A Convenção dos Esquecidos
Lá naquele sanatório, tia Naja, aos noventa e oito anos, fora do seu juízo perfeito ensinava canto coral as enfermeiras, tia Nazaré, aos noventa e quatro anos, ex- costureira conversava com dona Zulmira, ex- enfermeira, que tinha noventa e dois e o seu Venâncio, ex- pedreiro, que tinha noventa e nove ensaiava o parabéns pra você, pra em qualquer ocasião resolver.
Tudo era tão calmo, bem pacífico até a chegada de Wilse, ex- dona de casa, a cantora mais nova, com oitenta e nove anos, faria noventa na semana seguinte. E sem uma ocupação definida, se punha a tocar viola e a escrever, mesmo não sabendo ler, mas contava com a ajuda de dona Esmeralda, ex- parteira, com noventa e sete, que não sabia escrever, mas sabia ler.
Engraçado o seu Getúlio, ex- soldado, ex- viciado em álcool, que aos noventa e dois gostava de cantar e ser o centro das atenções, contava quase sempre com a batucada do seu Samuel, ex- motorista, que mesmo surdo, em seus noventa e seis anos ritmava perfeitamente.
Conjunto formado a gente gostava de ver... dona Wilse na viola, seu Samuel na bateria, seu Venâncio no parabéns pra você , seu Getúlio repetindo e a tia Naja na regência colocando as enfermeiras pra fazer o coral. Dona Zulmira com a tia Nazaré esculachando, porque queriam continuar conversando e dona Esmeralda só na função de dizer olê, olê.
Com aquele espetáculo, que ninguém se entendia, era fácil sair de lá, meio que sem entender direito o passar do dia.
Mas o engraçado é isso acontecia sempre nos finais de semana, porque no curso dos outros dias não se via muita movimentação, embora os remédios de contenção fossem aplicados.

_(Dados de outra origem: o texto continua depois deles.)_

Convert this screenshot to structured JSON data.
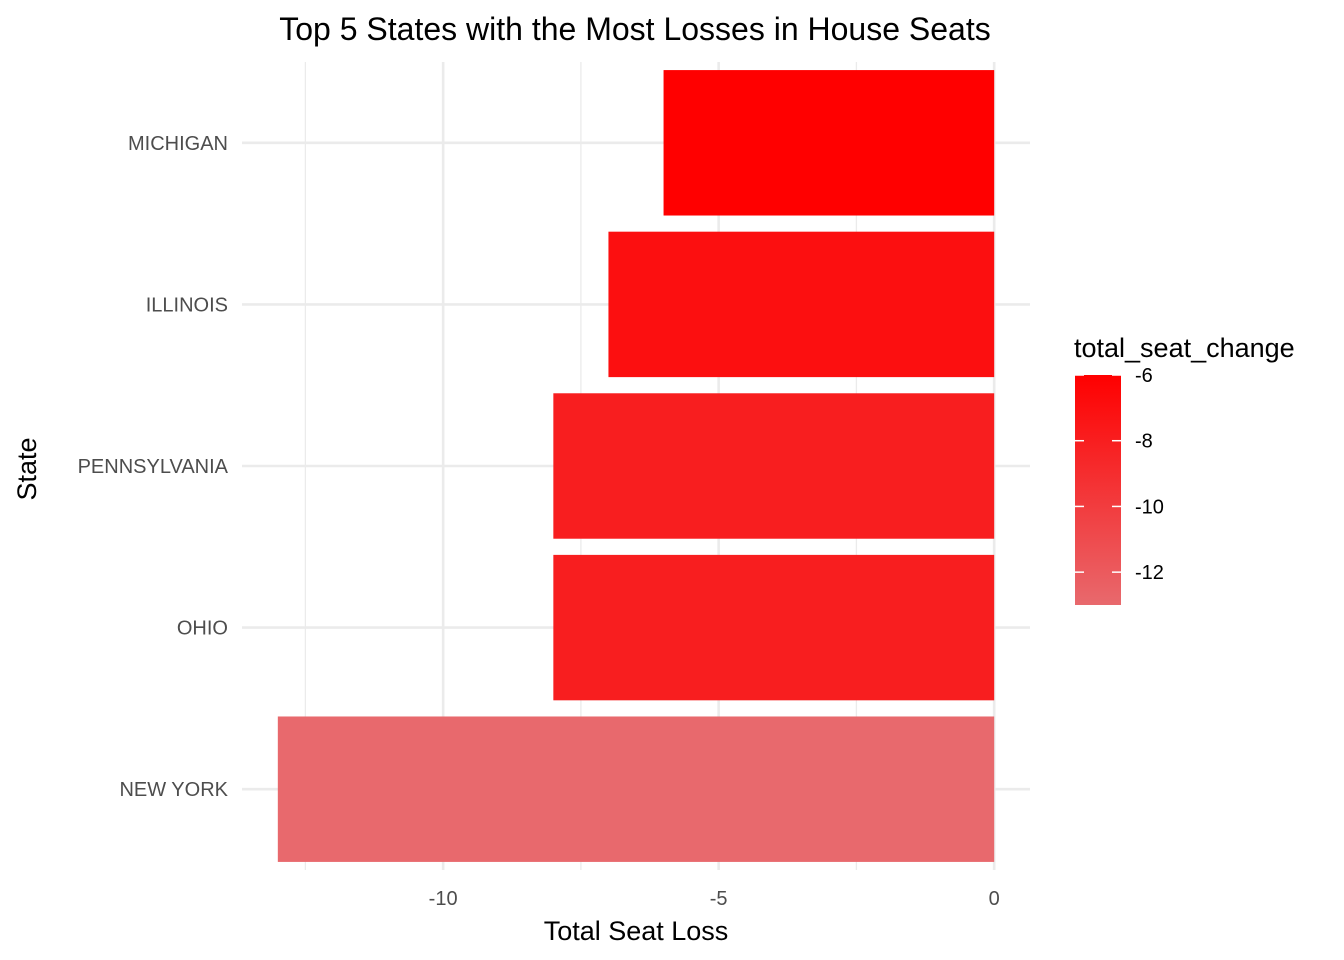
{
  "chart_data": {
    "type": "bar",
    "orientation": "horizontal",
    "title": "Top 5 States with the Most Losses in House Seats",
    "xlabel": "Total Seat Loss",
    "ylabel": "State",
    "categories": [
      "NEW YORK",
      "OHIO",
      "PENNSYLVANIA",
      "ILLINOIS",
      "MICHIGAN"
    ],
    "values": [
      -13,
      -8,
      -8,
      -7,
      -6
    ],
    "xlim": [
      -13.65,
      0.65
    ],
    "x_ticks": [
      -10,
      -5,
      0
    ],
    "x_tick_labels": [
      "-10",
      "-5",
      "0"
    ],
    "grid": true,
    "legend": {
      "title": "total_seat_change",
      "position": "right",
      "type": "colorbar",
      "range": [
        -13,
        -6
      ],
      "breaks": [
        -6,
        -8,
        -10,
        -12
      ],
      "labels": [
        "-6",
        "-8",
        "-10",
        "-12"
      ],
      "color_low": "#e8696d",
      "color_high": "#ff0000"
    }
  }
}
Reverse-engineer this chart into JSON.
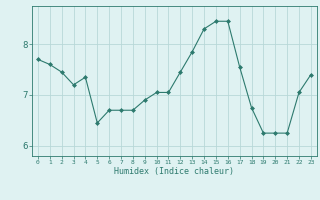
{
  "x": [
    0,
    1,
    2,
    3,
    4,
    5,
    6,
    7,
    8,
    9,
    10,
    11,
    12,
    13,
    14,
    15,
    16,
    17,
    18,
    19,
    20,
    21,
    22,
    23
  ],
  "y": [
    7.7,
    7.6,
    7.45,
    7.2,
    7.35,
    6.45,
    6.7,
    6.7,
    6.7,
    6.9,
    7.05,
    7.05,
    7.45,
    7.85,
    8.3,
    8.45,
    8.45,
    7.55,
    6.75,
    6.25,
    6.25,
    6.25,
    7.05,
    7.4
  ],
  "line_color": "#2d7a6e",
  "marker": "D",
  "marker_size": 2.0,
  "background_color": "#dff2f2",
  "grid_color": "#b8d8d8",
  "xlabel": "Humidex (Indice chaleur)",
  "ylim": [
    5.8,
    8.75
  ],
  "xlim": [
    -0.5,
    23.5
  ],
  "yticks": [
    6,
    7,
    8
  ],
  "xticks": [
    0,
    1,
    2,
    3,
    4,
    5,
    6,
    7,
    8,
    9,
    10,
    11,
    12,
    13,
    14,
    15,
    16,
    17,
    18,
    19,
    20,
    21,
    22,
    23
  ]
}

Ai um belo dia, dum sábado, que cheguei, já me preparando pra fazer parte do coral, abissal da tragédia humana fui chamada as pressas pro quarto da dona Naja...
Ela ergue as mãos aos céus e como se fizesse reverencia, entendido por mim, depois corrigida por minha colega, ela com as suas mãos, instrumento da vida toda, porque mais nova era maestrina e professora de piano, como sua última música, o silêncio regia ali, sob efeito da consciência a música do adeus e morreu.
Nós ficamos abatidíssimas a chorar pelos cantos, enquanto os outros pacientes ficaram calados e a partir daquele dia não houve mais festa.
Como não recebiam visita, nós éramos as únicas a tocá-los com o calor da humanidade, largados lá como crianças no orfanato, com os seus estímulos individuais se agrupavam no salão, embora doentes e dementes, eram sensíveis ao que passavam em sua frente.
No dia seguinte, foi dona Wilse, quem nos deixou. Amanheceu sem fala, com a perna dura como tala. Olhou ao redor e como se quisesse concluir, qualquer coisa, mesmo com dona Esmeralda se esforçando pra ouvir ela se foi em silêncio feito passarinho.
Dali em diante, o cenário só calava.
Conversando com a dona Nazaré, a mais ciente do mundo ao redor, quis saber o pensamento dela e ela, me olhou e disse:
- Minha filha, se é que posso te chamar assim, quando nasci fiz o meu pai e minha mãe felizes. Quando tive o meu primeiro filho foi a dádiva mais significativa de minha vida, quando tomei o meu neto e o meu bisneto no colo a emoção foi sem igual. Agora estou aqui, sem saber se terei um dia pra ninar ou contar história pra acalmar o choro das crianças.
Vocês vêem, vocês passam, nos auxiliam, nos fazem achar graça, mas fica tudo aqui. Nós além de cantar e conversar desordenadamente oramos a olharmos todos os dias pra aquela porta por visitas dos ausentes, que ora abre, se não pelo vento, se não pelo tempo ou por vocês, a nos dá bom dia.
E assim termina na vida a nossa poesia como utilidades esquecidas pela velocidade da tecnologia.